• Aurélio Maduro

Individualismo e Cidadania


Para quem vive em Brasília desde os anos 70, sabe que as pistas entre as quadras residenciais/comerciais são faixas de trânsito continuas*. Para se fazer a reversão, é preciso ir até a famosa “tesourinha “ou “balão”. Recentemente, por pressa, pela busca por uma vaga ou mesmo por falta de educação vial, os motoristas têm cruzado as faixas sem a menor cerimônia. O que é uma infração em qualquer cidade do país chama atenção na capital federal por suas ruas planejadas e ordenamento moderno. Seria a cidade nova de hábitos velhos?

Utilizando por base esse exemplo poderíamos dizer que o mundo caminha para um novo contrato social e que estaria a sociedade em um momento de transição e de questionamentos de comportamentos sociais, políticos e econômicos. Do conceito retirado do site Politize; cidadania é uma ideia dinâmica que se renova constantemente diante das transformações sociais, dos contextos históricos e principalmente diante das mudanças de paradigmas ideológicos. A cidadania conhecida na antiguidade clássica não é a mesma cidadania pela qual lutamos hoje e a que aspiramos concretizar nas gerações futuras.

Os filósofos iluministas (ano de 1700), sobretudo John Locke, Voltaire e Jean-Jacques Rousseau, formularam as bases para a percepção moderna da relação entre Estado e indivíduos, ao conceber o ser humano como um indivíduo dotado de razão e de direitos intrínsecos à natureza (“direitos naturais”), como o direito à vida, à liberdade e à propriedade. Além disso, se considerarmos também que as bases do contrato social nascem nessa época, partindo de pressupostos como a natureza humana e a tendência de organizar as relações sociais com base nesta, podemos enxergar o início de um dilema entre emprego da razão e da autonomia de ação e comportamento social aceitável e formador de senso de coletividade.

Há séculos, o conceito de cidadania vem sendo moldado pelo respeito mútuo às individualidades do cidadão e ao senso de pertencimento coletivo, e cada um deve estar atento a essa linha tênue para enxergar os limites e impactos que decisões/hábitos coletivos podem gerar desrespeito ao outro e as leis. A cidadania deve estar cada vez mais atrelada ao respeito mútuo, e isso envolve abarcar minorias e suas nuances. Mais do que isso, faz-se essencial entender os fatores que podem provocar mudança na forma como a cidadania é vista na sociedade, mas sem se esquecer de que a cidadania instiga o nosso senso de coletividade dentro de um contrato social; ela é responsável por tornar a linha tênue entre individualidade e coletividade algo que seja saudável, passível de discussão e mutável, mas que preze pela expressão de uma coletividade que acredita na própria cidadania.

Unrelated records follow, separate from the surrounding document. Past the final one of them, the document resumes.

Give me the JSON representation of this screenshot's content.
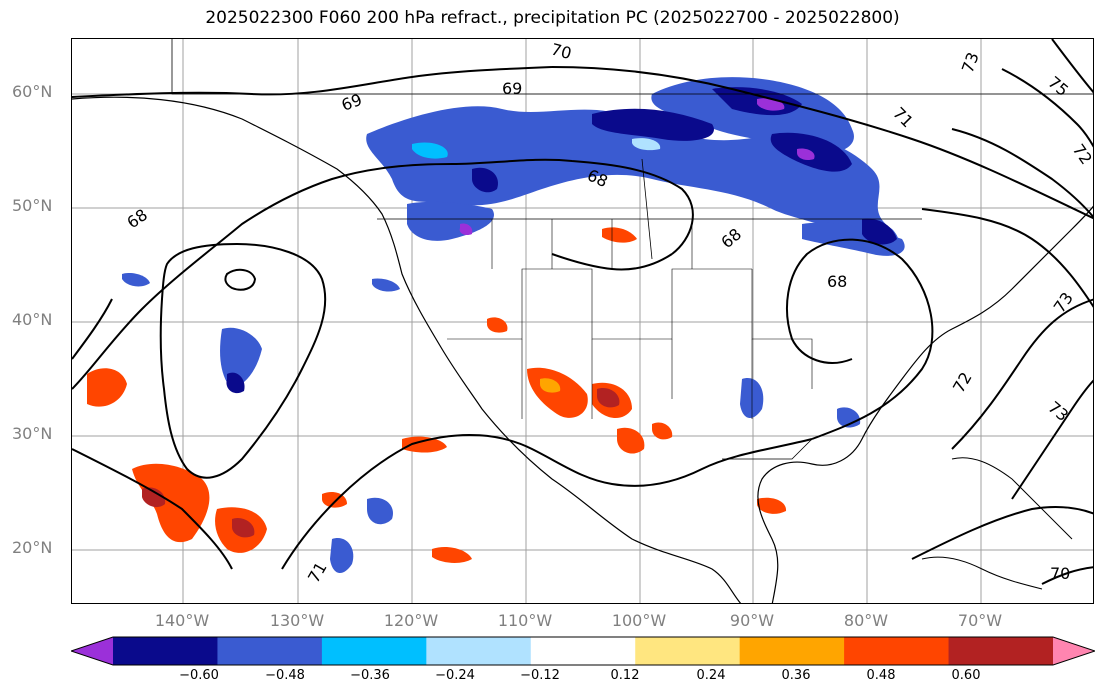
{
  "title": "2025022300 F060 200 hPa refract., precipitation PC (2025022700 - 2025022800)",
  "lat_labels": [
    "60°N",
    "50°N",
    "40°N",
    "30°N",
    "20°N"
  ],
  "lon_labels": [
    "140°W",
    "130°W",
    "120°W",
    "110°W",
    "100°W",
    "90°W",
    "80°W",
    "70°W"
  ],
  "contour_labels": [
    "70",
    "69",
    "69",
    "68",
    "68",
    "68",
    "68",
    "75",
    "73",
    "72",
    "71",
    "73",
    "72",
    "73",
    "71",
    "70"
  ],
  "colorbar": {
    "ticks": [
      "−0.60",
      "−0.48",
      "−0.36",
      "−0.24",
      "−0.12",
      "0.12",
      "0.24",
      "0.36",
      "0.48",
      "0.60"
    ],
    "colors": [
      "#9b30d9",
      "#0a0a8c",
      "#3a5bd1",
      "#00bfff",
      "#b0e2ff",
      "#ffffff",
      "#ffe680",
      "#ffa500",
      "#ff4500",
      "#b22222",
      "#ff85b0"
    ]
  }
}
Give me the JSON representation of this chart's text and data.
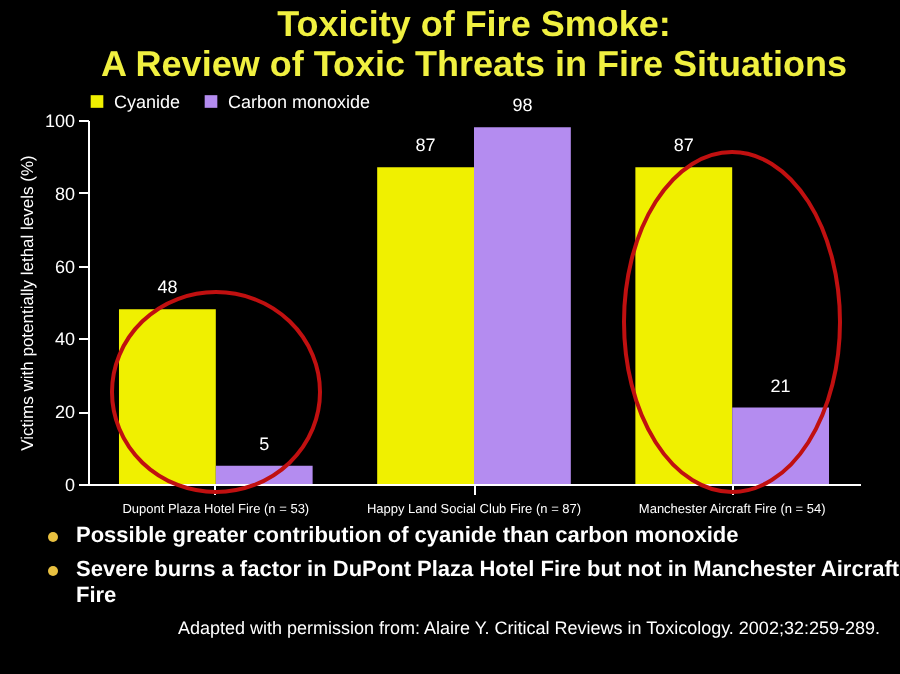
{
  "chart_data": {
    "type": "bar",
    "title": "Toxicity of Fire Smoke:",
    "subtitle": "A Review of Toxic Threats in Fire Situations",
    "ylabel": "Victims with potentially lethal levels (%)",
    "categories": [
      "Dupont Plaza Hotel Fire (n = 53)",
      "Happy Land Social Club Fire (n = 87)",
      "Manchester Aircraft Fire (n = 54)"
    ],
    "series": [
      {
        "name": "Cyanide",
        "color": "#f0f000",
        "values": [
          48,
          87,
          87
        ]
      },
      {
        "name": "Carbon monoxide",
        "color": "#b48cf0",
        "values": [
          5,
          98,
          21
        ]
      }
    ],
    "ylim": [
      0,
      100
    ],
    "yticks": [
      0,
      20,
      40,
      60,
      80,
      100
    ],
    "grid": false,
    "legend": "top",
    "data_labels": true,
    "annotations": [
      "Possible greater contribution of cyanide than carbon monoxide",
      "Severe burns a factor in DuPont Plaza Hotel Fire but not in Manchester Aircraft Fire",
      "Adapted with permission from: Alaire Y. Critical Reviews in Toxicology. 2002;32:259-289."
    ]
  }
}
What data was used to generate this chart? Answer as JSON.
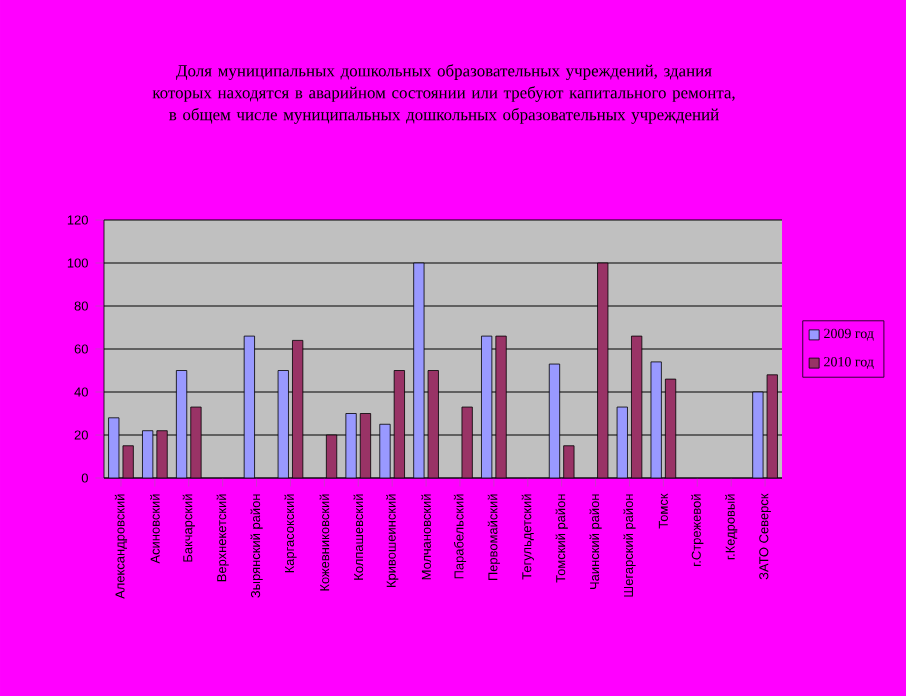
{
  "chart_data": {
    "type": "bar",
    "title": "Доля муниципальных дошкольных образовательных учреждений, здания которых находятся в аварийном состоянии или требуют капитального ремонта, в общем числе муниципальных дошкольных образовательных учреждений",
    "categories": [
      "Александровский",
      "Асиновский",
      "Бакчарский",
      "Верхнекетский",
      "Зырянский район",
      "Каргасокский",
      "Кожевниковский",
      "Колпашевский",
      "Кривошеинский",
      "Молчановский",
      "Парабельский",
      "Первомайский",
      "Тегульдетский",
      "Томский район",
      "Чаинский район",
      "Шегарский район",
      "Томск",
      "г.Стрежевой",
      "г.Кедровый",
      "ЗАТО Северск"
    ],
    "series": [
      {
        "name": "2009 год",
        "color": "#9999ff",
        "values": [
          28,
          22,
          50,
          null,
          66,
          50,
          null,
          30,
          25,
          100,
          null,
          66,
          null,
          53,
          null,
          33,
          54,
          null,
          null,
          40
        ]
      },
      {
        "name": "2010 год",
        "color": "#993366",
        "values": [
          15,
          22,
          33,
          null,
          null,
          64,
          20,
          30,
          50,
          50,
          33,
          66,
          null,
          15,
          100,
          66,
          46,
          null,
          null,
          48
        ]
      }
    ],
    "ylim": [
      0,
      120
    ],
    "yticks": [
      0,
      20,
      40,
      60,
      80,
      100,
      120
    ],
    "grid": "y",
    "legend": "right"
  }
}
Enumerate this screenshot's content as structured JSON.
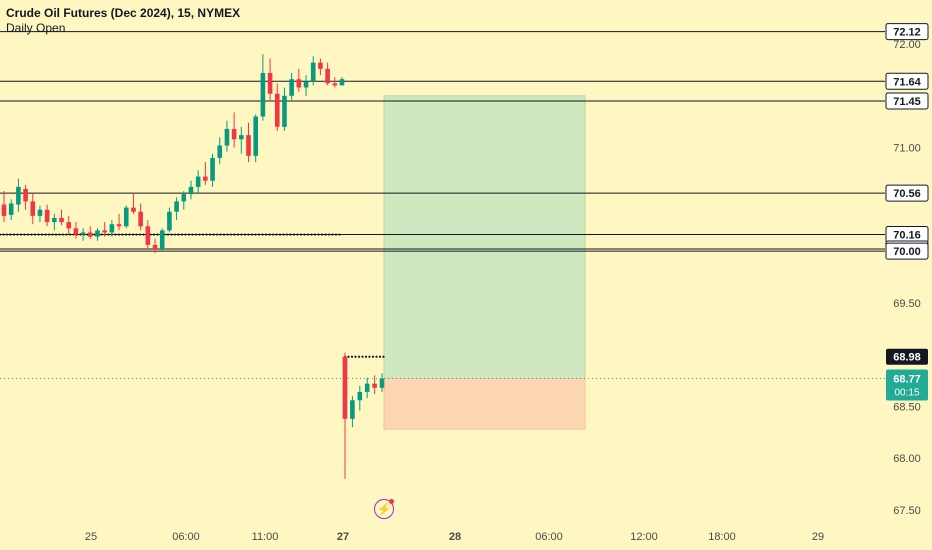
{
  "header": {
    "title": "Crude Oil Futures (Dec 2024), 15, NYMEX",
    "indicator": "Daily Open"
  },
  "chart_data": {
    "type": "candlestick",
    "y_range": [
      67.45,
      72.25
    ],
    "y_ticks": [
      67.5,
      68.0,
      68.5,
      69.5,
      71.0,
      72.0
    ],
    "x_ticks": [
      "25",
      "06:00",
      "11:00",
      "27",
      "28",
      "06:00",
      "12:00",
      "18:00",
      "29"
    ],
    "horizontal_levels": [
      72.12,
      71.64,
      71.45,
      70.56,
      70.16,
      70.02,
      70.0
    ],
    "daily_open_levels": [
      70.16,
      68.98
    ],
    "current_price": 68.77,
    "countdown": "00:15",
    "long_position": {
      "entry": 68.77,
      "target": 71.5,
      "stop": 68.28
    },
    "candles": [
      [
        70.45,
        70.58,
        70.28,
        70.34
      ],
      [
        70.35,
        70.5,
        70.3,
        70.46
      ],
      [
        70.45,
        70.7,
        70.38,
        70.62
      ],
      [
        70.6,
        70.64,
        70.4,
        70.48
      ],
      [
        70.48,
        70.56,
        70.26,
        70.34
      ],
      [
        70.34,
        70.44,
        70.28,
        70.4
      ],
      [
        70.4,
        70.45,
        70.24,
        70.28
      ],
      [
        70.28,
        70.36,
        70.2,
        70.32
      ],
      [
        70.32,
        70.4,
        70.25,
        70.28
      ],
      [
        70.28,
        70.34,
        70.16,
        70.22
      ],
      [
        70.22,
        70.28,
        70.12,
        70.16
      ],
      [
        70.16,
        70.22,
        70.1,
        70.18
      ],
      [
        70.18,
        70.24,
        70.12,
        70.14
      ],
      [
        70.14,
        70.22,
        70.1,
        70.2
      ],
      [
        70.2,
        70.28,
        70.14,
        70.18
      ],
      [
        70.18,
        70.3,
        70.14,
        70.26
      ],
      [
        70.26,
        70.36,
        70.2,
        70.24
      ],
      [
        70.24,
        70.44,
        70.22,
        70.42
      ],
      [
        70.42,
        70.56,
        70.36,
        70.38
      ],
      [
        70.38,
        70.46,
        70.2,
        70.24
      ],
      [
        70.24,
        70.3,
        70.02,
        70.06
      ],
      [
        70.06,
        70.12,
        69.98,
        70.02
      ],
      [
        70.02,
        70.22,
        70.0,
        70.2
      ],
      [
        70.2,
        70.42,
        70.18,
        70.38
      ],
      [
        70.38,
        70.52,
        70.3,
        70.48
      ],
      [
        70.48,
        70.58,
        70.4,
        70.55
      ],
      [
        70.55,
        70.68,
        70.5,
        70.62
      ],
      [
        70.62,
        70.78,
        70.56,
        70.72
      ],
      [
        70.72,
        70.86,
        70.64,
        70.68
      ],
      [
        70.68,
        70.94,
        70.62,
        70.9
      ],
      [
        70.9,
        71.1,
        70.84,
        71.02
      ],
      [
        71.02,
        71.26,
        70.96,
        71.18
      ],
      [
        71.18,
        71.34,
        71.0,
        71.08
      ],
      [
        71.08,
        71.2,
        70.94,
        71.12
      ],
      [
        71.12,
        71.24,
        70.86,
        70.92
      ],
      [
        70.92,
        71.32,
        70.86,
        71.3
      ],
      [
        71.3,
        71.9,
        71.26,
        71.72
      ],
      [
        71.72,
        71.86,
        71.46,
        71.52
      ],
      [
        71.52,
        71.62,
        71.16,
        71.2
      ],
      [
        71.2,
        71.58,
        71.16,
        71.5
      ],
      [
        71.5,
        71.72,
        71.46,
        71.66
      ],
      [
        71.66,
        71.76,
        71.54,
        71.58
      ],
      [
        71.58,
        71.7,
        71.5,
        71.64
      ],
      [
        71.64,
        71.88,
        71.6,
        71.82
      ],
      [
        71.82,
        71.86,
        71.7,
        71.76
      ],
      [
        71.76,
        71.82,
        71.6,
        71.62
      ],
      [
        71.62,
        71.68,
        71.58,
        71.6
      ],
      [
        71.6,
        71.68,
        71.6,
        71.66
      ],
      [
        68.98,
        69.02,
        67.8,
        68.38
      ],
      [
        68.38,
        68.6,
        68.3,
        68.56
      ],
      [
        68.56,
        68.7,
        68.46,
        68.64
      ],
      [
        68.64,
        68.78,
        68.58,
        68.72
      ],
      [
        68.72,
        68.8,
        68.62,
        68.68
      ],
      [
        68.68,
        68.82,
        68.64,
        68.77
      ]
    ]
  }
}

Afinal, estaríamos vivendo em um contexto cujo contrato social é uma junção sutil de Locke e Rousseau, mas que ainda ter seus limites melhor definidos pela sociedade? Cada vez mais tem-se proclamado um protagonismo maior do indivíduo como responsável por mudanças, mas um indivíduo que seja mais empático e entenda as diferenças de cada coletividade. Enxergamos aqui a dualidade entre uma autonomia e uma priorização individual, dialogando com uma natureza humana boa, a princípio, e capaz de promover um bem-estar geral a partir disso. As duas fornecem subsídio para pensarmos em cidadania enquanto uma constante conciliação de interesses individuais e coletivos, que precisa, dadas as mudanças políticas e socioeconômicas pelas quais temos passado, de um balanço entre responsabilidade individual e respeito para com o outro.

O fato é que se cada um se autoproclamar no direito de criar suas próprias regras e costumes, sem se sentir parte do todo e respeitando o limite do outro, rumaremos ao caos. Imagina se todos os motoristas decidissem fazer o cruzamento na própria faixa, utilizando como referência o exemplo acima. Além de infringir a lei, estariam contribuindo para um maior número de acidentes, atropelamentos e até de divergências de quem é o dono da vaga no estacionamento. Em um país que clama por limpeza na política e por condenação diária de corruptos nas rodas de conversa, não imagina que tal hábito, em um sentido amplo da palavra, também possa ser considerado corrupção.

Código Nacional de Trânsito: FAIXA AMARELA CONTÍNUA – Quando traçada ao longo da pista de rolamento indica que o veículo não pode passar a outra metade da pista.